Los algoritmos de seguridad flaquean ante código malicioso que se hace pasar por humanos.

El grupo APT28 llevó a cabo una serie de ataques dirigidos contra organizaciones en Europa Occidental y Central, empleando un esquema simple pero bien pensado basado en macros y webhooks. La campaña, denominada «Operación MacroMaze», fue registrada por el equipo LAB52 de la compañía S2 Grupo. Según su informe, la actividad se mantuvo desde septiembre de 2025 hasta enero de 2026 y se basó en la combinación de herramientas básicas y servicios en línea legítimos.
Los ataques comenzaban con correos dirigidos a empleados concretos. Los adjuntos contenían un documento con un elemento XML llamado «INCLUDEPICTURE», que apuntaba a una imagen alojada en webhook[.]site. Al abrir el archivo se realizaba automáticamente una solicitud HTTP al servidor remoto. De ese modo los atacantes recibían la señal de que el documento se había abierto y registraban datos técnicos de la petición. En esencia, el mecanismo funcionaba como un píxel de seguimiento, lo que permitía confirmar el interés por la carnada sin acciones adicionales por parte de la víctima.
Desde finales de septiembre los especialistas identificaron varias variantes de documentos con macros modificados. Todos actuaban como cargadores, se instalaban en el sistema y descargaban componentes adicionales.
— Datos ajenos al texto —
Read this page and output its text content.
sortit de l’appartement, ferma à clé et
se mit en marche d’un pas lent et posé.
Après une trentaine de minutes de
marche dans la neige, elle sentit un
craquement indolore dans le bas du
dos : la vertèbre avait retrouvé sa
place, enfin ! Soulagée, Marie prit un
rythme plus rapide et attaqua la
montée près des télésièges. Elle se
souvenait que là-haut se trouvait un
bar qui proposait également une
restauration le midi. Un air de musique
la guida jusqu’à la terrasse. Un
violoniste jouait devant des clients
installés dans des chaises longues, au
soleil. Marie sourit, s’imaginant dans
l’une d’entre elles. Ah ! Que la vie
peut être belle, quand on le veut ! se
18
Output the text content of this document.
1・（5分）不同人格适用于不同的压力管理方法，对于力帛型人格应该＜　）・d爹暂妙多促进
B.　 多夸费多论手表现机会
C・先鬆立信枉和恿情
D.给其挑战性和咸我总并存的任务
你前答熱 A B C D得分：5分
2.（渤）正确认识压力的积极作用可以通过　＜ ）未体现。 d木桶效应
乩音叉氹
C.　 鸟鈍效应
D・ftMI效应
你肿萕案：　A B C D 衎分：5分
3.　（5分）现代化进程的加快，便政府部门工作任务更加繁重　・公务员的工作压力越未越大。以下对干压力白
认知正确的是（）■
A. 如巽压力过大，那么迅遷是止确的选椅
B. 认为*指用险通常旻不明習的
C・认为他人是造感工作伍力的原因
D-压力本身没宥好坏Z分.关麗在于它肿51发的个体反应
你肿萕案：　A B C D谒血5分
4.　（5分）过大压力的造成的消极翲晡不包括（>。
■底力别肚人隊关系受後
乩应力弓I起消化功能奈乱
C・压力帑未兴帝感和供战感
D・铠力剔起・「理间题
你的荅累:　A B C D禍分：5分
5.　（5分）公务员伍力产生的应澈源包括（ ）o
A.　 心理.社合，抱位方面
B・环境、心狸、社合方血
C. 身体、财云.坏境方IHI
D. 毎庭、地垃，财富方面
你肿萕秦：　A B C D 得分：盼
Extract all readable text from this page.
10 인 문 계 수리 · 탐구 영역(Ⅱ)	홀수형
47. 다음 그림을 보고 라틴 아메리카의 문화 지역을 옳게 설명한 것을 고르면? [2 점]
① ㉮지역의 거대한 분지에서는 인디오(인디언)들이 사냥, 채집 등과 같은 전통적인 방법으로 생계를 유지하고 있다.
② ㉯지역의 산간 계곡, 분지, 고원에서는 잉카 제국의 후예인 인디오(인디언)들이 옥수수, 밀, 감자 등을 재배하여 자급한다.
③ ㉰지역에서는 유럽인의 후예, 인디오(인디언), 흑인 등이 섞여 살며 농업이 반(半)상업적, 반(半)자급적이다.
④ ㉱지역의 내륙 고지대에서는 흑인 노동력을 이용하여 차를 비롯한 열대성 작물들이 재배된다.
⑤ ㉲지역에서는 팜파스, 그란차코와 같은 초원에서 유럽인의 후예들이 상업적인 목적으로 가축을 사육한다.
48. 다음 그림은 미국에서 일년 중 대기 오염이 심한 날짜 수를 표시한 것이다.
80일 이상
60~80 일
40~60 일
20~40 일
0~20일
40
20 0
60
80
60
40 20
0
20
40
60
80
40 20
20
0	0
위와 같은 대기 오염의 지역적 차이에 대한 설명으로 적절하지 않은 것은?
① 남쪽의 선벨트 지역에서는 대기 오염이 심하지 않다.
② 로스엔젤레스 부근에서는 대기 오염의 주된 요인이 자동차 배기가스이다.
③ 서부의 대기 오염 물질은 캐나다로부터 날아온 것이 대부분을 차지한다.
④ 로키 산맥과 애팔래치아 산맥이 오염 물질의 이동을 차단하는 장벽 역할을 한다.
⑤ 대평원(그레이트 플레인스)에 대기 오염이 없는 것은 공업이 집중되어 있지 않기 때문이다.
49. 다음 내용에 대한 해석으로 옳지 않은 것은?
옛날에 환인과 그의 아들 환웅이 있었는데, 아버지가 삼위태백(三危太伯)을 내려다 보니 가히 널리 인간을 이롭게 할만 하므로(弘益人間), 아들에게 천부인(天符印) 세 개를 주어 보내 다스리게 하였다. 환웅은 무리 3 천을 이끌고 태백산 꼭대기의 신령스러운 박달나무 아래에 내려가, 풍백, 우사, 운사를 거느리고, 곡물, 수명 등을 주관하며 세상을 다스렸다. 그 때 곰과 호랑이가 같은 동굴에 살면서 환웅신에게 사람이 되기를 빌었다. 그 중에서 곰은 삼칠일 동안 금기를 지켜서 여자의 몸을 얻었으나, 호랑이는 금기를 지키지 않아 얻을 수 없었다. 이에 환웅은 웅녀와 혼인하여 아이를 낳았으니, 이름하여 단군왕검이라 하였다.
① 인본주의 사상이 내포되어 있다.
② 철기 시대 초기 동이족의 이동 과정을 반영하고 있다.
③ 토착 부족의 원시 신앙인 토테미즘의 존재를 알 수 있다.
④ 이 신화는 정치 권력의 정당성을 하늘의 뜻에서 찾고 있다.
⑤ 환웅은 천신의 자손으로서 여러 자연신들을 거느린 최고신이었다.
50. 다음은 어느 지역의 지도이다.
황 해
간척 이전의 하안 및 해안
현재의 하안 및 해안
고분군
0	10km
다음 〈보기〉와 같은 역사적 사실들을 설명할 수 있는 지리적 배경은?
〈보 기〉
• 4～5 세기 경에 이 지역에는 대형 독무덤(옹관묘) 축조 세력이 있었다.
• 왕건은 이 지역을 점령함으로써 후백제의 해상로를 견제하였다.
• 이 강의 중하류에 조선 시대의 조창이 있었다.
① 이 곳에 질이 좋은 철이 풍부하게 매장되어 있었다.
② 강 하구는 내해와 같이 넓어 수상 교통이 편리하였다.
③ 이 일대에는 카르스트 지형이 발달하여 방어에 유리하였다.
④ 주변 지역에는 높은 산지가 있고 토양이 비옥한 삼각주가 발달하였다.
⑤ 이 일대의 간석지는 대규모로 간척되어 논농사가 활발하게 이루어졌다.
La lógica se mantenía, pero cambiaban las técnicas para eludir las defensas. Mientras que las versiones tempranas lanzaban el navegador Microsoft Edge en modo oculto sin interfaz, las posteriores empezaron a simular pulsaciones de teclas mediante la función SendKeys para sortear las advertencias del sistema de seguridad.
El macro ejecutaba un VBScript que, a su vez, activaba un archivo de comandos. Este creaba una tarea en el programador de tareas para persistir en el sistema y ejecutaba un script por lotes. Este último abría un pequeño archivo HTML codificado en Base64 en Microsoft Edge, recibía una orden desde una dirección webhook, la ejecutaba y enviaba el resultado a otro servidor en forma de documento HTML. En la segunda variante no se ocultaba por completo el navegador; en su lugar se desplazaba la ventana fuera de la pantalla y se terminaban todos los procesos de Edge restantes para controlar el entorno de ejecución.
Tras la visualización del archivo HTML se producía el envío automático de un formulario, y el resultado de la ejecución de la orden se enviaba al servidor remoto sin intervención del usuario. Este método permitía transmitir datos mediante los mecanismos estándar del navegador y minimizar las huellas en el disco.
En LAB52 subrayan que la campaña demuestra la eficacia de medios sencillos cuando se organizan adecuadamente. Los atacantes utilizaron archivos por lotes comunes, pequeños scripts en VBScript y HTML elemental, pero ocultaron las operaciones en sesiones del navegador invisibles o desplazadas fuera de la pantalla, limpiaron artefactos y se apoyaron en servicios de webhooks populares para entregar comandos y obtener datos.